To demonstrate that its products and services are trustworthy and to counter implications to the contrary after the US government banned federal agencies from using its solutions, Kaspersky Lab has launched a Global Transparency Initiative, providing its source code for third-party review and opening three transparency centres internationally.
In September, acting on concerns that Russian company Kaspersky Lab had connections to cyber-espionage activities, the US Department of Homeland Security (DHS) acting secretary Elaine Duke issued a binding order banning the use of Kaspersky Lab security software.
Israel's discovery that Russian hackers had used Kaspersky Lab's antivirus software to search computers worldwide for information on US intelligence programmes apparently prompted the US government's ban.
Russia's efforts were uncovered by the country's intelligence officers who hacked into Kaspersky's networks and spied on the Russian spies in real time.

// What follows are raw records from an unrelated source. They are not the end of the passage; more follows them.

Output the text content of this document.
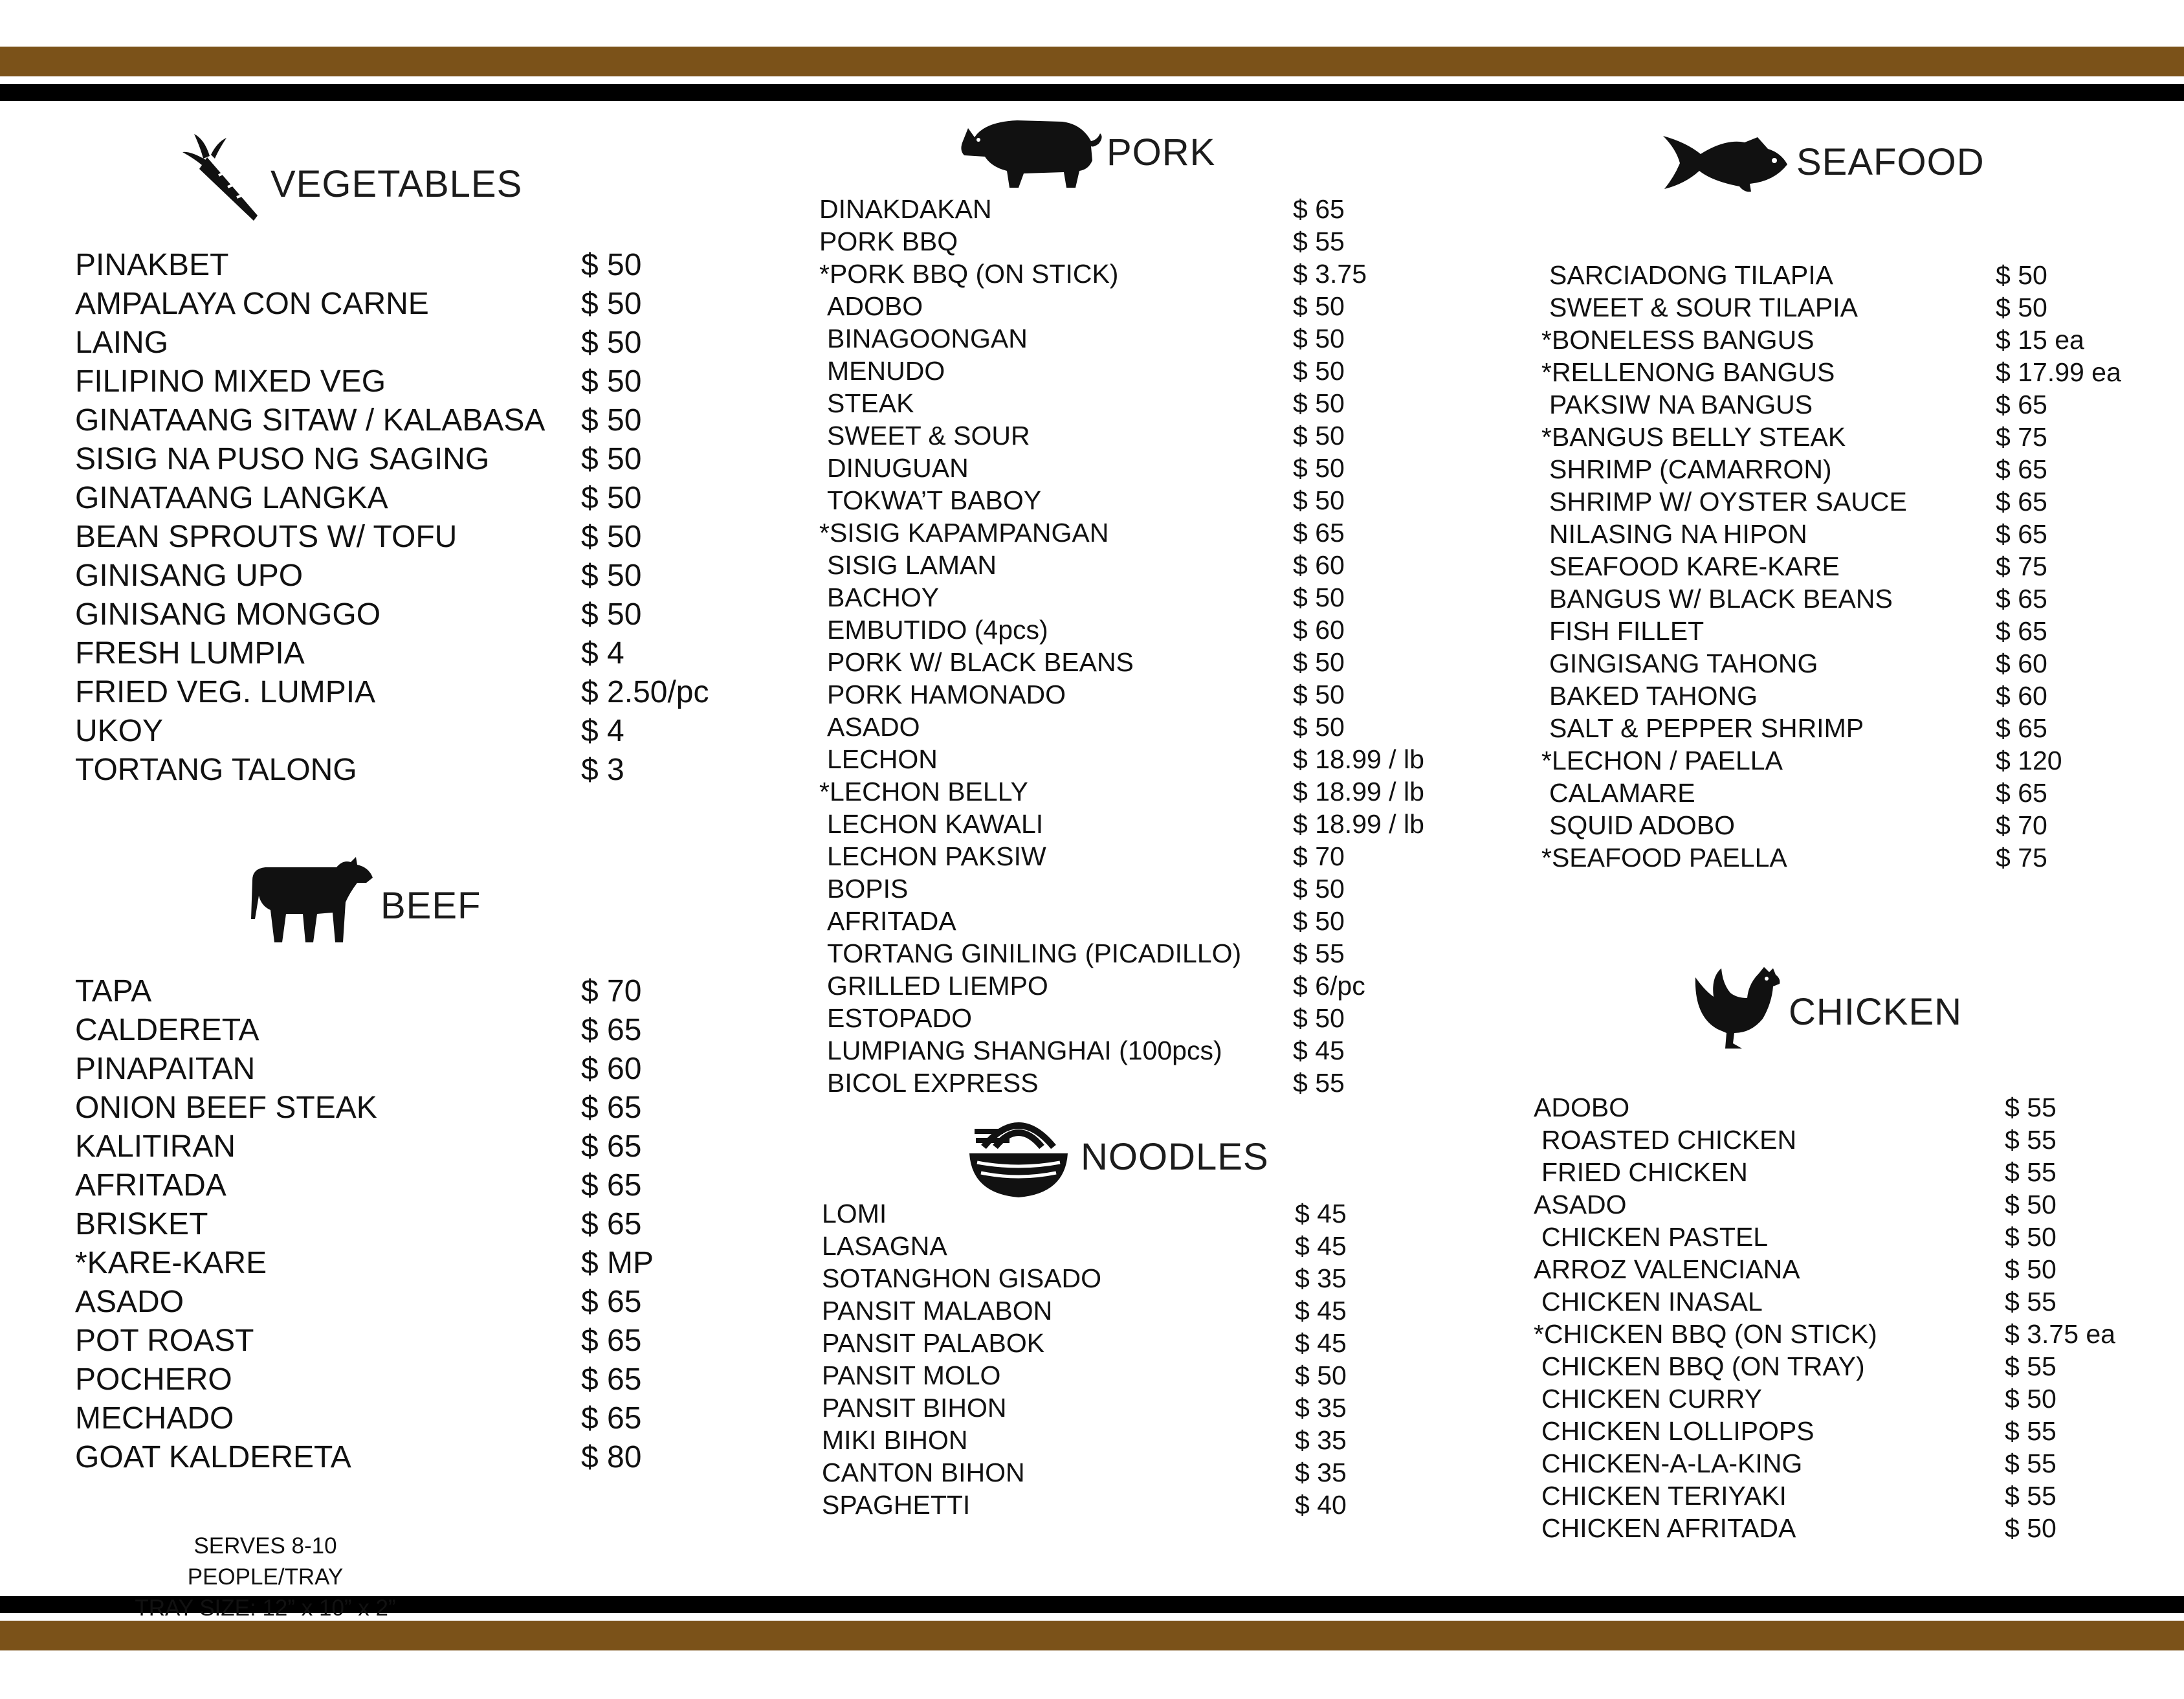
VEGETABLES
PINAKBET	$ 50
AMPALAYA CON CARNE	$ 50
LAING	$ 50
FILIPINO MIXED VEG	$ 50
GINATAANG SITAW / KALABASA $ 50
SISIG NA PUSO NG SAGING	$ 50
GINATAANG LANGKA	$ 50
BEAN SPROUTS W/ TOFU	$ 50
GINISANG UPO	$ 50
GINISANG MONGGO	$ 50
FRESH LUMPIA	$ 4
FRIED VEG. LUMPIA	$ 2.50/pc
UKOY	$ 4
TORTANG TALONG	$ 3
BEEF
TAPA	$ 70
CALDERETA	$ 65
PINAPAITAN	$ 60
ONION BEEF STEAK	$ 65
KALITIRAN	$ 65
AFRITADA	$ 65
BRISKET	$ 65
*KARE-KARE	$ MP
ASADO	$ 65
POT ROAST	$ 65
POCHERO	$ 65
MECHADO	$ 65
GOAT KALDERETA	$ 80
SERVES 8-10 PEOPLE/TRAY
TRAY SIZE: 12” x 10” x 2”
PORK
DINAKDAKAN	$ 65
PORK BBQ	$ 55
*PORK BBQ (ON STICK)	$ 3.75
ADOBO	$ 50
BINAGOONGAN	$ 50
MENUDO	$ 50
STEAK	$ 50
SWEET & SOUR	$ 50
DINUGUAN	$ 50
TOKWA’T BABOY	$ 50
*SISIG KAPAMPANGAN	$ 65
SISIG LAMAN	$ 60
BACHOY	$ 50
EMBUTIDO (4pcs)	$ 60
PORK W/ BLACK BEANS	$ 50
PORK HAMONADO	$ 50
ASADO	$ 50
LECHON	$ 18.99 / lb
*LECHON BELLY	$ 18.99 / lb
LECHON KAWALI	$ 18.99 / lb
LECHON PAKSIW	$ 70
BOPIS	$ 50
AFRITADA	$ 50
TORTANG GINILING (PICADILLO) $ 55
GRILLED LIEMPO	$ 6/pc
ESTOPADO	$ 50
LUMPIANG SHANGHAI (100pcs)	$ 45
BICOL EXPRESS	$ 55
NOODLES
LOMI	$ 45
LASAGNA	$ 45
SOTANGHON GISADO	$ 35
PANSIT MALABON	$ 45
PANSIT PALABOK	$ 45
PANSIT MOLO	$ 50
PANSIT BIHON	$ 35
MIKI BIHON	$ 35
CANTON BIHON	$ 35
SPAGHETTI	$ 40
SEAFOOD
SARCIADONG TILAPIA	$ 50
SWEET & SOUR TILAPIA	$ 50
*BONELESS BANGUS	$ 15 ea
*RELLENONG BANGUS	$ 17.99 ea
PAKSIW NA BANGUS	$ 65
*BANGUS BELLY STEAK	$ 75
SHRIMP (CAMARRON)	$ 65
SHRIMP W/ OYSTER SAUCE	$ 65
NILASING NA HIPON	$ 65
SEAFOOD KARE-KARE	$ 75
BANGUS W/ BLACK BEANS	$ 65
FISH FILLET	$ 65
GINGISANG TAHONG	$ 60
BAKED TAHONG	$ 60
SALT & PEPPER SHRIMP	$ 65
*LECHON / PAELLA	$ 120
CALAMARE	$ 65
SQUID ADOBO	$ 70
*SEAFOOD PAELLA	$ 75
CHICKEN
ADOBO	$ 55
ROASTED CHICKEN	$ 55
FRIED CHICKEN	$ 55
ASADO	$ 50
CHICKEN PASTEL	$ 50
ARROZ VALENCIANA	$ 50
CHICKEN INASAL	$ 55
*CHICKEN BBQ (ON STICK)	$ 3.75 ea
CHICKEN BBQ (ON TRAY)	$ 55
CHICKEN CURRY	$ 50
CHICKEN LOLLIPOPS	$ 55
CHICKEN-A-LA-KING	$ 55
CHICKEN TERIYAKI	$ 55
CHICKEN AFRITADA	$ 50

While it's not known the extent of the information the hackers gleaned, the New York Times reported sources saying the Russians did successfully pilfer classified data from the home computer of a National Security Agency (NSA) worker outfitted with Kaspersky AV software.
In the first phase of the transparency initiative, Kaspersky Lab plans to start an independent review of its source code and an assessment of its secure development lifecycle processes as well as its strategies for software and supply mitigation by the first quarter of 2018.

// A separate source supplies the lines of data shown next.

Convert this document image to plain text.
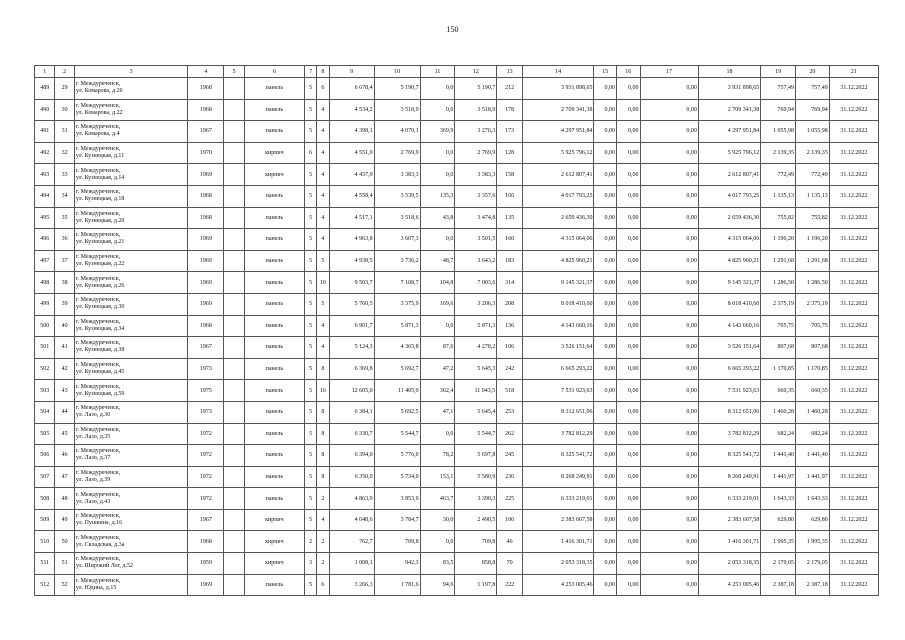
150
1	2	3	4	5	6	7	8	9	10	11	12	13	14	15	16	17	18	19	20	21
489	29	г. Междуреченск,
ул. Комарова, д.20	1968		панель	5	6	6 678,4	5 190,7	0,0	5 190,7	212	3 931 898,65	0,00	0,00	0,00	3 931 898,65	757,49	757,49	31.12.2022
490	30	г. Междуреченск,
ул. Комарова, д.22	1968		панель	5	4	4 534,2	3 518,9	0,0	3 518,9	178	2 709 341,38	0,00	0,00	0,00	2 709 341,38	769,94	769,94	31.12.2022
491	31	г. Междуреченск,
ул. Комарова, д.4	1967		панель	5	4	4 398,1	4 070,1	369,9	3 276,3	173	4 297 951,84	0,00	0,00	0,00	4 297 951,84	1 055,98	1 055,98	31.12.2022
492	32	г. Междуреченск,
ул. Кузнецкая, д.11	1970		кирпич	6	4	4 551,0	2 769,9	0,0	2 769,9	128	5 925 796,12	0,00	0,00	0,00	5 925 796,12	2 139,35	2 139,35	31.12.2022
493	33	г. Междуреченск,
ул. Кузнецкая, д.14	1969		кирпич	5	4	4 437,9	3 383,3	0,0	3 383,3	158	2 612 807,41	0,00	0,00	0,00	2 612 807,41	772,49	772,49	31.12.2022
494	34	г. Междуреченск,
ул. Кузнецкая, д.18	1968		панель	5	4	4 558,4	3 539,5	135,3	3 357,6	166	4 017 793,25	0,00	0,00	0,00	4 017 793,25	1 135,13	1 135,13	31.12.2022
495	35	г. Междуреченск,
ул. Кузнецкая, д.20	1968		панель	5	4	4 517,1	3 518,6	43,8	3 474,8	135	2 659 436,30	0,00	0,00	0,00	2 659 436,30	755,82	755,82	31.12.2022
496	36	г. Междуреченск,
ул. Кузнецкая, д.21	1969		панель	5	4	4 963,8	3 607,3	0,0	3 501,5	160	4 315 064,06	0,00	0,00	0,00	4 315 064,06	1 196,20	1 196,20	31.12.2022
497	37	г. Междуреченск,
ул. Кузнецкая, д.22	1969		панель	5	5	4 938,5	3 736,2	48,7	3 643,2	183	4 825 960,21	0,00	0,00	0,00	4 825 960,21	1 291,68	1 291,68	31.12.2022
498	38	г. Междуреченск,
ул. Кузнецкая, д.26	1969		панель	5	10	9 503,7	7 108,7	104,8	7 003,6	314	9 145 321,37	0,00	0,00	0,00	9 145 321,37	1 286,50	1 286,50	31.12.2022
499	39	г. Междуреченск,
ул. Кузнецкая, д.30	1969		панель	5	5	5 760,5	3 375,9	169,6	3 206,3	208	8 018 410,60	0,00	0,00	0,00	8 018 410,60	2 375,19	2 375,19	31.12.2022
500	40	г. Междуреченск,
ул. Кузнецкая, д.34	1968		панель	5	4	6 901,7	5 871,3	0,0	5 871,3	136	4 143 660,16	0,00	0,00	0,00	4 143 660,16	705,75	705,75	31.12.2022
501	41	г. Междуреченск,
ул. Кузнецкая, д.38	1967		панель	5	4	5 124,3	4 365,8	87,6	4 278,2	106	3 526 151,64	0,00	0,00	0,00	3 526 151,64	807,68	807,68	31.12.2022
502	42	г. Междуреченск,
ул. Кузнецкая, д.45	1973		панель	5	8	6 369,8	5 692,7	47,2	5 645,3	242	6 665 293,22	0,00	0,00	0,00	6 665 293,22	1 170,85	1 170,85	31.12.2022
503	43	г. Междуреченск,
ул. Кузнецкая, д.59	1975		панель	5	16	12 605,0	11 405,9	362,4	11 043,5	518	7 531 923,63	0,00	0,00	0,00	7 531 923,63	660,35	660,35	31.12.2022
504	44	г. Междуреченск,
ул. Лазо, д.30	1973		панель	5	8	6 384,1	5 692,5	47,1	5 645,4	253	8 312 651,06	0,00	0,00	0,00	8 312 651,06	1 460,28	1 460,28	31.12.2022
505	45	г. Междуреченск,
ул. Лазо, д.35	1972		панель	5	8	6 330,7	5 544,7	0,0	5 544,7	262	3 782 812,29	0,00	0,00	0,00	3 782 812,29	682,24	682,24	31.12.2022
506	46	г. Междуреченск,
ул. Лазо, д.37	1972		панель	5	8	6 394,0	5 776,0	78,2	5 697,8	245	8 325 541,72	0,00	0,00	0,00	8 325 541,72	1 441,40	1 441,40	31.12.2022
507	47	г. Междуреченск,
ул. Лазо, д.39	1972		панель	5	8	6 350,0	5 734,0	153,1	5 580,9	236	8 268 249,91	0,00	0,00	0,00	8 268 249,91	1 441,97	1 441,97	31.12.2022
508	48	г. Междуреченск,
ул. Лазо, д.43	1972		панель	5	2	4 863,9	3 853,9	463,7	3 390,3	225	6 333 219,01	0,00	0,00	0,00	6 333 219,01	1 643,33	1 643,33	31.12.2022
509	49	г. Междуреченск,
ул. Пушкина, д.16	1967		кирпич	5	4	4 048,6	3 784,7	30,0	2 490,5	106	2 383 607,58	0,00	0,00	0,00	2 383 607,58	629,80	629,80	31.12.2022
510	50	г. Междуреченск,
ул. Складская, д.3а	1968		кирпич	2	2	762,7	709,8	0,0	709,8	46	1 416 301,71	0,00	0,00	0,00	1 416 301,71	1 995,35	1 995,35	31.12.2022
511	51	г. Междуреченск,
ул. Широкий Лог, д.52	1959		кирпич	3	2	1 008,1	942,3	83,5	858,8	70	2 053 318,35	0,00	0,00	0,00	2 053 318,35	2 179,05	2 179,05	31.12.2022
512	52	г. Междуреченск,
ул. Юдина, д.15	1969		панель	5	6	3 266,3	1 781,6	94,6	1 197,8	222	4 253 005,46	0,00	0,00	0,00	4 253 005,46	2 387,18	2 387,18	31.12.2022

In the same timeframe, the company will also engage an independent third party that can affirm its compliance by a set of additional controls it will develop to govern its data processing practices. The first of the three Transparency Centers will be established in 2018 to allow Kaspersky's trusted partners access to reviews of its code and updates as well as threat detection rules. All three centers – in Asia, Europe and the US—will be opened by 2020.
Kaspersky also said that by the end of this year it would boost its bug bounties awarded in its Coordinated Vulnerability Disclosure programme up to US$ 100,000 (£76,000) for severe vulnerabilities.
Contending that the company had “nothing to hide,” Kaspersky Lab Chairman and CEO Eugene Kaspersky, said he believes the transparency initiative will help the company “overcome mistrust and support our commitment to protecting people” around the globe.
“Internet balkanisation benefits no one except cyber-criminals. Reduced cooperation among countries helps the bad guys in their operations, and public-private partnerships don't work like they should,” he said. “The internet was created to unite people and share knowledge. Cyber-security has no borders, but attempts to introduce national boundaries in cyber-space is counterproductive and must be stopped. We need to reestablish trust in relationships between companies, governments and citizens.”